Les acteurs Ichimura Uzae mon IX dans le rôle de Sôma no Masanori et Ôtani Hiroji II dans celui d'Ukishima Daihachi
Shunsho Katsukawa (1726-1792), 1770.
Signé : « Shunshô ga »
Sceau de l'artiste : « Hayashi » dans une jarre
D'après le dictionnaire ukiyo-e Ruikô, Shunshô, à ses débuts, n'ayant pas encore de nom d'artiste, se servit du sceau de son éditeur, Hayashiya Shichiemon, chez lequel il vivait dans le quartier de Ningyô-chô, à Edo. Il fut surnommé alors Tsubo (jarre) et son élève Shunkô, Kotsubo (petite jarre)
Éditeur : Okumura Genroku (le caractère qui permettrait de lire son nom n'est pas inscrit dans la gourde ou la calebasse, en bas, à gauche, qui caractérise sa signature)
Inscriptions en haut à droite : « Meiwa / VII / tigre / automne » ; le nom des acteurs et leur rôle, « Sôma no Masanori Ichimura Uzae mon IX », à droite ; « Ukishima Daihachi, Ôtani Hiroji III », à gauche
Nishiki-e. Format hosoban. 300 x 144 mm
BnF, département des Estampes et de la Photographie, RESERVE DE-10, J. B. 387
© Bibliothèque nationale de France
Uzaemon IX (1725-1785), acteur sous ce nom de 1762 à 1785, très populaire auprès des femmes, et Hiroji III (1746-1802), acteur sous ce nom de 1762 à 1798, sont figurés par Shunshô en pleine action, ce qui est rare dans les estampes de kabuki, où les poses figées (mie) les plus spectaculaires du drame sont privilégiées.
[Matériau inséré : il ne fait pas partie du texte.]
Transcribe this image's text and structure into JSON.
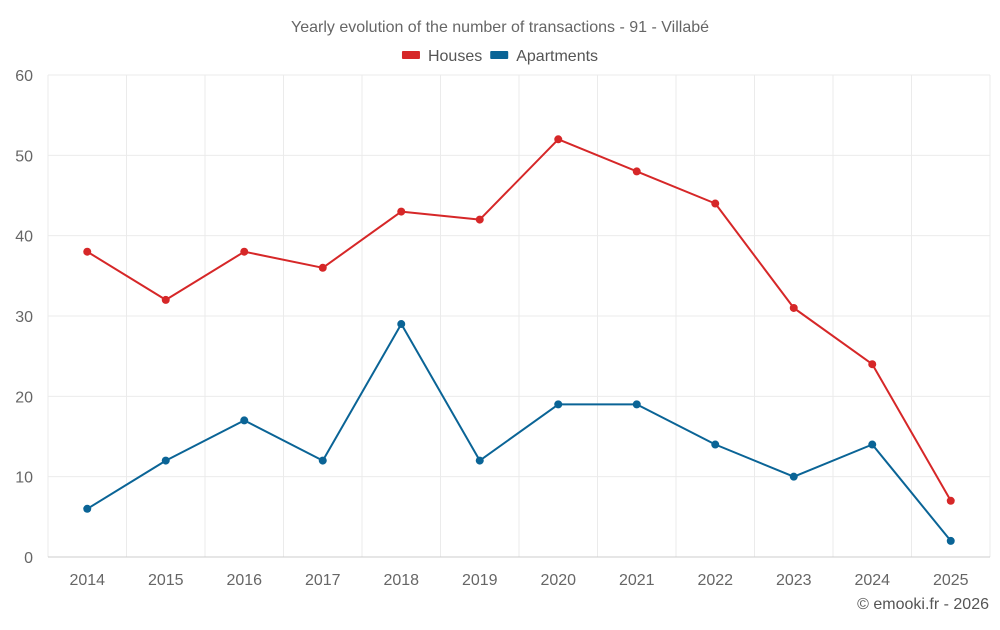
{
  "chart_data": {
    "type": "line",
    "title": "Yearly evolution of the number of transactions - 91 - Villabé",
    "xlabel": "",
    "ylabel": "",
    "categories": [
      "2014",
      "2015",
      "2016",
      "2017",
      "2018",
      "2019",
      "2020",
      "2021",
      "2022",
      "2023",
      "2024",
      "2025"
    ],
    "ylim": [
      0,
      60
    ],
    "yticks": [
      0,
      10,
      20,
      30,
      40,
      50,
      60
    ],
    "grid": true,
    "legend_position": "top-center",
    "series": [
      {
        "name": "Houses",
        "color": "#d62728",
        "values": [
          38,
          32,
          38,
          36,
          43,
          42,
          52,
          48,
          44,
          31,
          24,
          7
        ]
      },
      {
        "name": "Apartments",
        "color": "#0a6496",
        "values": [
          6,
          12,
          17,
          12,
          29,
          12,
          19,
          19,
          14,
          10,
          14,
          2
        ]
      }
    ]
  },
  "credit": "© emooki.fr - 2026"
}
L'estampe illustre avec une ampleur toute théâtrale, une scène du drame Shinasadame Sôma no mon bi dont la première représentation eut lieu le vingt-troisième jour du septième mois de 1770. Sôma, amoureux sans espoir de la fille d'un samouraï, le général Koyama, se rend au sanctuaire Tsumagoi, à l'heure du cheval (entre une heure et trois heures du matin) pour lancer un anathème. Il tient entre ses dents le rouleau sacré, dérobé dans le temple, et il est coiffé d'un cercle à trois bougies, rituel des envoûtements. L'autre personnage, Daihachi, tente de l'empêcher de commettre ce sacrilège, mais, projeté à terre et menacé d'un marteau par Sôma, le samouraï tire son sabre pour se suicider.
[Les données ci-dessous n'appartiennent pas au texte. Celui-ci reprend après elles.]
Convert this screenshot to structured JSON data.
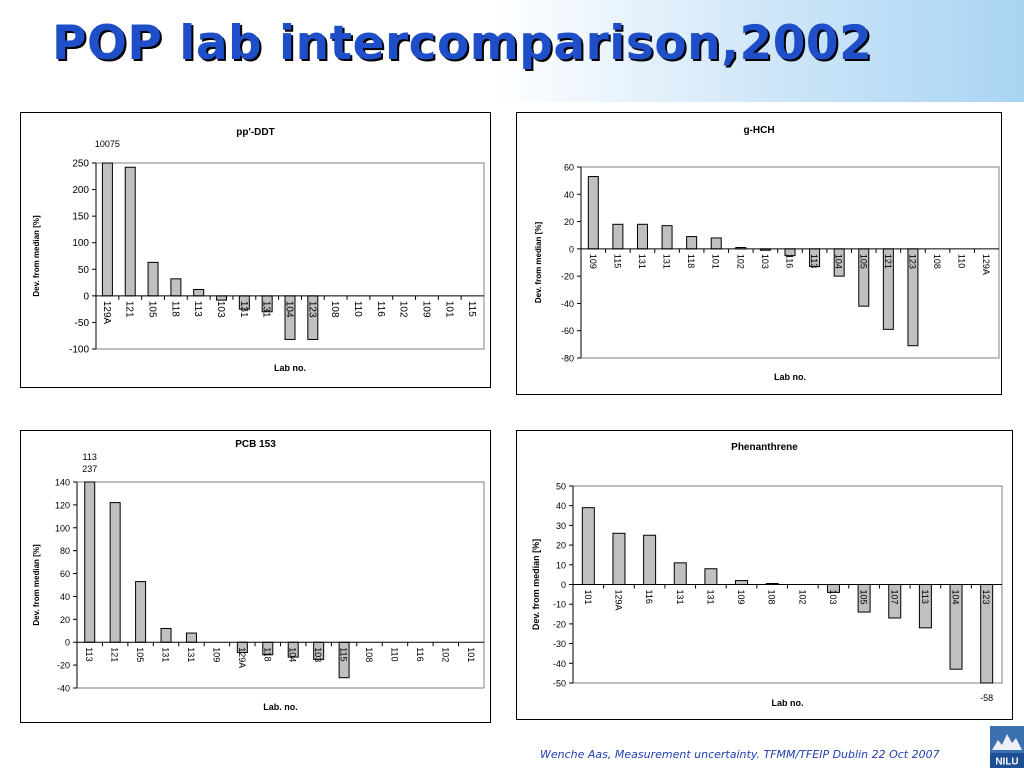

L'artiste communique aux amateurs la violence du moment par le décor, les gestes, les attitudes, la dimension donnée à l'espace : les stries obliques de la pluie cinglant les acteurs, les manches déployées et mouvantes du kimono blanc de Sôma, debout, qui, penché sur le samouraï à terre, est prêt à fondre sur sa proie. Le maquillage aux traits rouges sinueux (kumadori) semble se prolonger dans les flammes convulsives des bougies.
Si les mon (blasons) – le kutsuwa (une croix dans un cercle, qui figure l'anneau dans lequel passe la bride du cheval) pour Hiroji III, et la fleur d'oranger pour Uzae mon – permettent de reconnaître les acteurs dans leurs rôles, Shunshô tente aussi de capter leur personnalité dans l'action. (G. L.)

D'une famille de samouraïs, peintre à l'origine, attiré parl'ukiyo-e et particulièrement par le kabuki, en plein renouvellement, Katsukawa Shunshô se tourne vers l'estampe et fonde l'école Katsukawa. Il eut de nombreux élèves, parmi lesquels Shunei,Shunchô et même Hokusai, auquel il donna le nom de Shunrô, utilisé par l'artiste de 1774 à 1794.
Son style, sa vision des acteurs et son interprétation des scènes de théâtre s'opposent à la tradition de l'école Torii, prédominante jusque-là. À l'emphase ou au synthétisme conventionnel des représentations d'acteurs idéalisés, il préfère le vraisemblable, le réalisme même, le jeu plutôt que le rôle. Il met en valeur les traits réels de l'acteur et ses expressions propres, rejoignant l'esprit du kabuki et l'apparition d'un certain goût pour le naturalisme. Cette tendance vers le développement du portrait psychologique s'affirmera avec Sharaku et Utamaro. Il était, contrairement à Bunchô, très performant dans la représentation d'acteurs masculins.
Sa clientèle rassembla des amateurs de théâtre fortunés, dans les années 1770-1780, prêts à s'offrir de luxueuses estampes. Le sumô lui fut aussi redevable de représentations spectaculaires de lutteurs. Vers la fin de sa carrière, après une abondante production d'estampes et de livres illustrés, il connut une période de déclin, son style n'étant plus en vogue. Il se consacra alors, à nouveau, à la peinture.